Demographics for multi-family housing remain strong, driven in part by a trend that Eppli termed “astounding”: over the past 20 years, the average age for first-time marriages has risen to 27 and 25 for men and women, respectively, up by about three years.
“That shows a wicked strong potential for multi-family,” he noted. “…marriage leads to home ownership as much as anything, but what we have here is less than half of the households are married. And less than 20 percent homes are married with kids at home. It was 78 percent married in 1947.”
Further reflecting the surge in multi-family housing, between 2006 and 2016, there were eight million new households created with 400,000 fewer homeowners.

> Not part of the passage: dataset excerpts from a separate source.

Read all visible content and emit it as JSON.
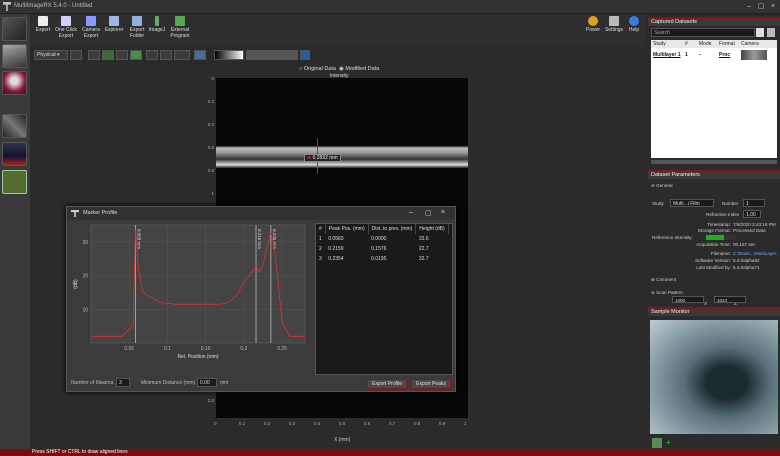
{
  "window": {
    "title": "MultiImageRX 5.4.0 - Untitled"
  },
  "toolbar": {
    "items": [
      {
        "label": "Export"
      },
      {
        "label": "One Click Export"
      },
      {
        "label": "Camera Export"
      },
      {
        "label": "Explorer"
      },
      {
        "label": "Export Folder"
      },
      {
        "label": "ImageJ"
      },
      {
        "label": "External Program"
      }
    ],
    "right_items": [
      {
        "label": "Power"
      },
      {
        "label": "Settings"
      },
      {
        "label": "Help"
      }
    ]
  },
  "subtoolbar": {
    "mode_select": "Physical"
  },
  "view": {
    "radio_original": "Original Data",
    "radio_modified": "Modified Data",
    "intensity_label": "Intensity",
    "marker_value": "0.2892 mm",
    "x_axis_title": "X (mm)",
    "y_ticks": [
      "0",
      "0.2",
      "0.4",
      "0.6",
      "0.8",
      "1",
      "1.2",
      "1.4",
      "1.6",
      "1.8",
      "2",
      "2.2",
      "2.4",
      "2.6",
      "2.8"
    ],
    "x_ticks": [
      "0",
      "0.1",
      "0.2",
      "0.3",
      "0.4",
      "0.5",
      "0.6",
      "0.7",
      "0.8",
      "0.9",
      "1"
    ]
  },
  "modal": {
    "title": "Marker Profile",
    "columns": [
      "#",
      "Peak Pos. (mm)",
      "Dist. to prev. (mm)",
      "Height (dB)"
    ],
    "rows": [
      [
        "1",
        "0.0583",
        "0.0000",
        "33.6"
      ],
      [
        "2",
        "0.2159",
        "0.1576",
        "22.7"
      ],
      [
        "3",
        "0.2354",
        "0.0195",
        "32.7"
      ]
    ],
    "num_maxima_label": "Number of Maxima",
    "num_maxima_value": "3",
    "min_distance_label": "Minimum Distance (mm)",
    "min_distance_value": "0.00",
    "min_distance_unit": "mm",
    "export_profile": "Export Profile",
    "export_peaks": "Export Peaks"
  },
  "right": {
    "captured_title": "Captured Datasets",
    "search_placeholder": "Search",
    "columns": [
      "Study",
      "#",
      "Mode",
      "Format",
      "Camera"
    ],
    "dataset_row": {
      "study": "Multilayer 1",
      "num": "1",
      "format": "Proc"
    },
    "params_title": "Dataset Parameters",
    "general": "General",
    "study_label": "Study",
    "study_value": "Multi...i Film",
    "number_label": "Number",
    "number_value": "1",
    "refractive_label": "Refractive Index",
    "refractive_value": "1.00",
    "timestamp_label": "Timestamp:",
    "timestamp_value": "7/9/2020 3:43:16 PM",
    "storage_label": "Storage Format:",
    "storage_value": "Processed Data",
    "ref_int_label": "Reference Intensity:",
    "acq_label": "Acquisition Time:",
    "acq_value": "00.167 sec",
    "filename_label": "Filename:",
    "filename_value": "C:\\Data\\...\\MultiLayer...",
    "sw_label": "Software Version:",
    "sw_value": "5.4.0alpha62",
    "lastmod_label": "Last Modified by:",
    "lastmod_value": "5.4.0alpha71",
    "comment": "Comment",
    "scan": "Scan Pattern",
    "scan_x": "X",
    "scan_z": "Z",
    "scan_v1": "1000",
    "scan_v2": "1024",
    "sample_title": "Sample Monitor"
  },
  "status": {
    "text": "Press SHIFT or CTRL to draw aligned lines"
  },
  "chart_data": {
    "type": "line",
    "title": "",
    "xlabel": "Rel. Position (mm)",
    "ylabel": "(dB)",
    "xlim": [
      0,
      0.28
    ],
    "ylim": [
      0,
      35
    ],
    "x_ticks": [
      "0.05",
      "0.1",
      "0.15",
      "0.2",
      "0.25"
    ],
    "y_ticks": [
      "10",
      "20",
      "30"
    ],
    "markers": [
      {
        "x": 0.0583,
        "label": "0.058 mm"
      },
      {
        "x": 0.2159,
        "label": "0.216 mm"
      },
      {
        "x": 0.2354,
        "label": "0.235 mm"
      }
    ],
    "series": [
      {
        "x": [
          0,
          0.04,
          0.055,
          0.0583,
          0.062,
          0.068,
          0.075,
          0.09,
          0.11,
          0.13,
          0.15,
          0.17,
          0.18,
          0.19,
          0.2,
          0.21,
          0.2159,
          0.22,
          0.225,
          0.23,
          0.2354,
          0.24,
          0.245,
          0.25,
          0.26,
          0.28
        ],
        "values": [
          2,
          2,
          5,
          33.6,
          22,
          15,
          14,
          12,
          11.5,
          11.5,
          11.5,
          11.5,
          12,
          14,
          18,
          21,
          22.7,
          21,
          23,
          28,
          32.7,
          28,
          18,
          6,
          2,
          2
        ]
      }
    ]
  }
}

Tied into that trend is the rise in home rentals—over the last decade, almost seven million single-family homes went from owner- to renter-occupied, climbing from 11 million to 18 million.
During a question-and-answer period, Eppli fielded several inquiries, including on the topics of increased allocation of pension funds in real estate and whether the United States will remain the preferred “flight to quality” destination for international investors.
He said that he believes the U.S. will remain the preferred spot, but “we have got these concerns with China. We’ve got this tariff issue.”
“China alone is solidly over $1 trillion of our debt, which isn’t huge compared to our overall debt. But they could play with us. They could say, `OK, you guys are going to play hardball?’ They could start spinning off treasuries in a quick way and disrupting the market.”
“Some of our lack of good relationship globally could change that (investment in the U.S.) a little bit, but I don’t know another good place to put that money.”
In one final hopeful note, albeit in the context of a difficult situation that has been unfolding, Eppli said the partial government shutdown will not have a lastingly negative effect on the economy.
“The American consumer has been resilient to some of the—for lack of a better term—silliness that goes on in D.C. at times… they don’t seem to be impacted largely by that,” Eppli said. “I would argue probably the same as it relates to the government shutdown.”